Shelton had been in Vietnam. Got a Purple Heart. But never talked about it. Like most people, he was a mix of things. Heroic and selfish. Insightful and blind. Sane and insane.
“I asked, but they won’t put me on the list,” he said. “I’m not a good candidate. It’d be a waste of a kidney … but not to me.”
“I’m sorry, Lou. This is rough. Real rough.”
“Anyway, even if I got on the list, by the time they called my number, I’d be dead. So I gotta buy one,” he said, and then added real fast, “I’ll give you fifty thousand, Hank. Maybe even seventy-five, maybe more — I’m working on an angle — and I’ll pay all your medical expenses. We just have to see if you’re the right blood type.”
Then he looked down, ashamed. I hadn’t caught his meaning when he said he was looking for volunteers. “Lou, jeez. Come on,” I pleaded.
“I’m serious,” he said, and he lifted his head and looked at me dead-on, not scared or ashamed anymore. He’d made his ask. “I know you could use the money. I’m O positive. What are you?”
“I don’t know,” I said. “But who’s gonna do the surgery? You can’t buy an organ and then find some doctor to put it in you.”
“No — I’d take you to the VA. They’ll check your blood and you say you’re doing it because you love me or because of God — there’s a whole process — but as long as nobody knows about the money, it’s totally legit. And they’d believe you, because we go way back. And because … you know.”

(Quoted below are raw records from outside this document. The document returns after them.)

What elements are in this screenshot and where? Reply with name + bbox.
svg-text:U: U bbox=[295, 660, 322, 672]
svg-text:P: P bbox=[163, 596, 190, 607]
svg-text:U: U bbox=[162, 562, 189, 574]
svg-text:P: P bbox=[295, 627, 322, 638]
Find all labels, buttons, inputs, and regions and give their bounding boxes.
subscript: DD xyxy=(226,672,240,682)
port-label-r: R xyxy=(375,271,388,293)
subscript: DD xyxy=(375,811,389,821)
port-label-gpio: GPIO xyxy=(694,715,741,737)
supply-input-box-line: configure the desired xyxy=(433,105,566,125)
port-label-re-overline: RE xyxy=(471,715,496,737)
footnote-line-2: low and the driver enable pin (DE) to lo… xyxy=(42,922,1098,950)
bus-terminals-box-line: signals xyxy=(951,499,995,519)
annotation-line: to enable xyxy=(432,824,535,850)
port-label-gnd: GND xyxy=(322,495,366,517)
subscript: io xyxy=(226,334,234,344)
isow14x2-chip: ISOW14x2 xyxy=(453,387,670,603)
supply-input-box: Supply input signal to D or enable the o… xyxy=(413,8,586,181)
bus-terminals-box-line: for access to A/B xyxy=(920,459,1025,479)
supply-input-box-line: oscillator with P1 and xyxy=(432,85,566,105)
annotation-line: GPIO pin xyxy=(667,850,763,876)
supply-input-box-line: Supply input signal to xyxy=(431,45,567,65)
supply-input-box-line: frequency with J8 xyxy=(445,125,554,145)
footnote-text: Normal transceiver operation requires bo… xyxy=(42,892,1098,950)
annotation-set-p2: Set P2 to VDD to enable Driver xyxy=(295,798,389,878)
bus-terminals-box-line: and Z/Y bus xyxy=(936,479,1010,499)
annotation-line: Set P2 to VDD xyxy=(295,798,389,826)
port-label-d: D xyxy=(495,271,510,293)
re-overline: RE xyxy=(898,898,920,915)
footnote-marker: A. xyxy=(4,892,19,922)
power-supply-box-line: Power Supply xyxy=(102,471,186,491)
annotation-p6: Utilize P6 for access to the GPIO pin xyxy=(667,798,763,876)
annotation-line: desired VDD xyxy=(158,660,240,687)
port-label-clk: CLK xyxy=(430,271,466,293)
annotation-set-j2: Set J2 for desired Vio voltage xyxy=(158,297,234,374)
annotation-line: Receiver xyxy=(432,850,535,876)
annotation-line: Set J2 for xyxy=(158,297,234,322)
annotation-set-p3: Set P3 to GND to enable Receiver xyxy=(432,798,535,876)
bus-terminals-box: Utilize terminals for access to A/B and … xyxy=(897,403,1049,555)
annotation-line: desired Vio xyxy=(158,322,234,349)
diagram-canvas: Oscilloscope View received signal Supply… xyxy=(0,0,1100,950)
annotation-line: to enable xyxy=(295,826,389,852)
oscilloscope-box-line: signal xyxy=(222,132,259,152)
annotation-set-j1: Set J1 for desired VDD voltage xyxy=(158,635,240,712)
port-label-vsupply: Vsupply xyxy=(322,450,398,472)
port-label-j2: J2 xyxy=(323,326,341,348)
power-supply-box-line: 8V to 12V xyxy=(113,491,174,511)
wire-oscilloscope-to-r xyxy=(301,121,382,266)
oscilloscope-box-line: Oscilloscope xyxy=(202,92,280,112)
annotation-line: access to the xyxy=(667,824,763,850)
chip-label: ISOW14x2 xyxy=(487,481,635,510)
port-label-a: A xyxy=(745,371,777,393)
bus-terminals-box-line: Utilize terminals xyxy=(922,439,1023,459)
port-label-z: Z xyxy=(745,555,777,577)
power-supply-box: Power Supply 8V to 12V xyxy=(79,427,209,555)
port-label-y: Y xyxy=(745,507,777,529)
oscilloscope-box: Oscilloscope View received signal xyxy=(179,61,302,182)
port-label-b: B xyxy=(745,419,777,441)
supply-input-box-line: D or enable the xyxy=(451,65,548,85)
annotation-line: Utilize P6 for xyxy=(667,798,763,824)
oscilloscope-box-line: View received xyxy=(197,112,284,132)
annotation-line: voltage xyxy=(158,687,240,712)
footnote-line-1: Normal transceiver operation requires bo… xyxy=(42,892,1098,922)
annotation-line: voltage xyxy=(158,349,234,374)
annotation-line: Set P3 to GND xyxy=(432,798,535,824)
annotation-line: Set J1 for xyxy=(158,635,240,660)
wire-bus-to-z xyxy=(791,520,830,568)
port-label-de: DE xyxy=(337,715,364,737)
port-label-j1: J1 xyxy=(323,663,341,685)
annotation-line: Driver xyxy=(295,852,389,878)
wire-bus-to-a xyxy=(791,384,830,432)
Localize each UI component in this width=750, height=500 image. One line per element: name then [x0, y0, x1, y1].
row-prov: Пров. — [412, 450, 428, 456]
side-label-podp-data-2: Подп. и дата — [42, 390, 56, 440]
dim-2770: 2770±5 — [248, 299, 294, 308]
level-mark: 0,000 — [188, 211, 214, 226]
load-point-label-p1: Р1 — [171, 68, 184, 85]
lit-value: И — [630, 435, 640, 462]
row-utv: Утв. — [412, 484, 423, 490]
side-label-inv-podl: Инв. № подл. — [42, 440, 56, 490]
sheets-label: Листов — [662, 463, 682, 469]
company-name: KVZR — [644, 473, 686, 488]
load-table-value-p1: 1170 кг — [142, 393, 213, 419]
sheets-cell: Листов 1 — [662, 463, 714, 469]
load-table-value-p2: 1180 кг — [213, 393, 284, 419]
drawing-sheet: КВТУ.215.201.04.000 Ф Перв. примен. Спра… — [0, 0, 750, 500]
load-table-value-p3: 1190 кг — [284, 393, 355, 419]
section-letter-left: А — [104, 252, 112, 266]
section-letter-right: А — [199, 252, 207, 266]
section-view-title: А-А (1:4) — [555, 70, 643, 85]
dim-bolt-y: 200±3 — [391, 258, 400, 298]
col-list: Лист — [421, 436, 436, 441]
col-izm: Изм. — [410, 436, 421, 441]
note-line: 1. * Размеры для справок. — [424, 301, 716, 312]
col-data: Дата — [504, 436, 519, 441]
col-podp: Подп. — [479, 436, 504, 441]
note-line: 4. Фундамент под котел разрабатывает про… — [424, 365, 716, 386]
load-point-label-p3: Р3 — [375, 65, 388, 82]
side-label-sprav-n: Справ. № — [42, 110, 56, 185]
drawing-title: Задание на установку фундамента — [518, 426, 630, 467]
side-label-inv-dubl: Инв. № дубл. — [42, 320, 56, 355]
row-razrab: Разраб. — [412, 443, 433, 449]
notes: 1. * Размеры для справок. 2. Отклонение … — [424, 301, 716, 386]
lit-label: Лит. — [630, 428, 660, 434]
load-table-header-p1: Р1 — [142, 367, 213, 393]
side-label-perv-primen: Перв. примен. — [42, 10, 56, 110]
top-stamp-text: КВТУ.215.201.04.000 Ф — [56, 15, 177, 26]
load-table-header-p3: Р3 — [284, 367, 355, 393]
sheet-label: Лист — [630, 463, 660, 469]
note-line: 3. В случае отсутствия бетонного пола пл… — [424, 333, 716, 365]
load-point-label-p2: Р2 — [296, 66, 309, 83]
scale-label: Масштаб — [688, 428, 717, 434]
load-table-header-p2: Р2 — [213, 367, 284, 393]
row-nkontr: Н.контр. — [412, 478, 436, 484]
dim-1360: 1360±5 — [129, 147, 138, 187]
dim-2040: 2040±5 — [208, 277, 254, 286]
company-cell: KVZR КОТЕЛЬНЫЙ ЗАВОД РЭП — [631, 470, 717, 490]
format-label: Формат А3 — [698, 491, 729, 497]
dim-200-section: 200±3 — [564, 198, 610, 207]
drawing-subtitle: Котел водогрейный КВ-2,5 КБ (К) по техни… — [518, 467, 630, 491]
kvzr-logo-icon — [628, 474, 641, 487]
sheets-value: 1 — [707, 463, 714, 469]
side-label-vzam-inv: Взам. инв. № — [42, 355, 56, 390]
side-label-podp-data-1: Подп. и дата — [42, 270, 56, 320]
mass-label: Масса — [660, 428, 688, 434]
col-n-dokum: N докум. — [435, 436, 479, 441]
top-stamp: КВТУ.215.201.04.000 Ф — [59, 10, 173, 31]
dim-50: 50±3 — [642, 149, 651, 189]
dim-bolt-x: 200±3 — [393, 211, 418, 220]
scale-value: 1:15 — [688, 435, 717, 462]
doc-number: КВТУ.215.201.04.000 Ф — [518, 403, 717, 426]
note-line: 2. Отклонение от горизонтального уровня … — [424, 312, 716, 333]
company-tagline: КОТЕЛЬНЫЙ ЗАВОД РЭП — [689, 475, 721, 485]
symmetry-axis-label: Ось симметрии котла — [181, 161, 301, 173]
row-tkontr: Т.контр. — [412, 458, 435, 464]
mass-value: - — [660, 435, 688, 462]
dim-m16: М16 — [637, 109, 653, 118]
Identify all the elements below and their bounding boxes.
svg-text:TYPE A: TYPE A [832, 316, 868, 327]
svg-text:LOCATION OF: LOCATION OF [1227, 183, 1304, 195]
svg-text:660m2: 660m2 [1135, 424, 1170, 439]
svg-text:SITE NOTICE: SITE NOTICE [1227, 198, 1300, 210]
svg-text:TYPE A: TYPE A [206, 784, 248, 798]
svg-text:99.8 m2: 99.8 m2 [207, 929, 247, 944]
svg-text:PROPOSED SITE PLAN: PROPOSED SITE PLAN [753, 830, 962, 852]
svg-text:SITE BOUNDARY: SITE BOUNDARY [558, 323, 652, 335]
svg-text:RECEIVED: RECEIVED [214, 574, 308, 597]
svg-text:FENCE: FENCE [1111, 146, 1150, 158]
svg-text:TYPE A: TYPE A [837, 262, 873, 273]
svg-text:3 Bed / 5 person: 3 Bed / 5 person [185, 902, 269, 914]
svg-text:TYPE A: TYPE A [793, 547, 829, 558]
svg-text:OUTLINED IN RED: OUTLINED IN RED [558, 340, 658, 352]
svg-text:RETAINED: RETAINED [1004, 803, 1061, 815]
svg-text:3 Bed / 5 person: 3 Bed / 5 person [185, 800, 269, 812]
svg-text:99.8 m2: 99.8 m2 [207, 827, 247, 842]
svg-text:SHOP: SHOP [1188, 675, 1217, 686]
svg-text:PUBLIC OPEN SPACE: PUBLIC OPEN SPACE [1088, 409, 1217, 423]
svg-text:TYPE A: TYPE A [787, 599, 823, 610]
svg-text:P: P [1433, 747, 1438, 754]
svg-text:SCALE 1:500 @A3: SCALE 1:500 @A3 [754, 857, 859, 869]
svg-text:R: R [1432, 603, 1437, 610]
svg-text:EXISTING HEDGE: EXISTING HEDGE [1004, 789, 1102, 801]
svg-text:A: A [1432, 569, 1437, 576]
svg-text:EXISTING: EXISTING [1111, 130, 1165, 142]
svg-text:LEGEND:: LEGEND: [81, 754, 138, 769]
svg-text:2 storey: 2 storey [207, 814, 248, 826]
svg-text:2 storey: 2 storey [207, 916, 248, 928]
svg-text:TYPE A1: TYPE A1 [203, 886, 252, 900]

Now it was my turn to look down.
Lou Shelton had saved my life back in ’94. I was a rookie cop and he was a desk sergeant. But this one time, during a mini riot down in Inglewood, he was on the street with us. We needed extra bodies, and we were going around the alley side of a strip mall to get at some looters from behind, but they chose that moment to slip out the back, and there was a gunfight. Lou pushed me out of the way and took a bullet. Lost his spleen. The one thing not cut out of him because of the cigarettes.
But because of me.
Now he wanted one of my kidneys. Almost like a trade. I sucked on the joint. Could I do it? Should I do it? I didn’t know what to say. So he bailed me out. “Just think about it,” he said. “I know it’s asking a lot.”
“Okay, Lou, I will.”
“And it’s not all on you. Don’t worry. I’m asking everybody, and I’m looking into the black market. I met this kid. A computer whiz. A Pakistani at the motel” — Lou was the night man at the Mirage Suites, a transient motel on Ventura Boulevard in North Hollywood — “knows all about what they call the dark web. You heard of it?”
“Yeah, I’ve heard of it. But black market? Are you crazy?”
“What the fuck you want from me?” he said, angry all of a sudden. “I’m on death row! I gotta try everything. And ifyou can’t do it, you work that Asian spa. There’s gotta be one of them who’d sell me a kidney. You could ask around.”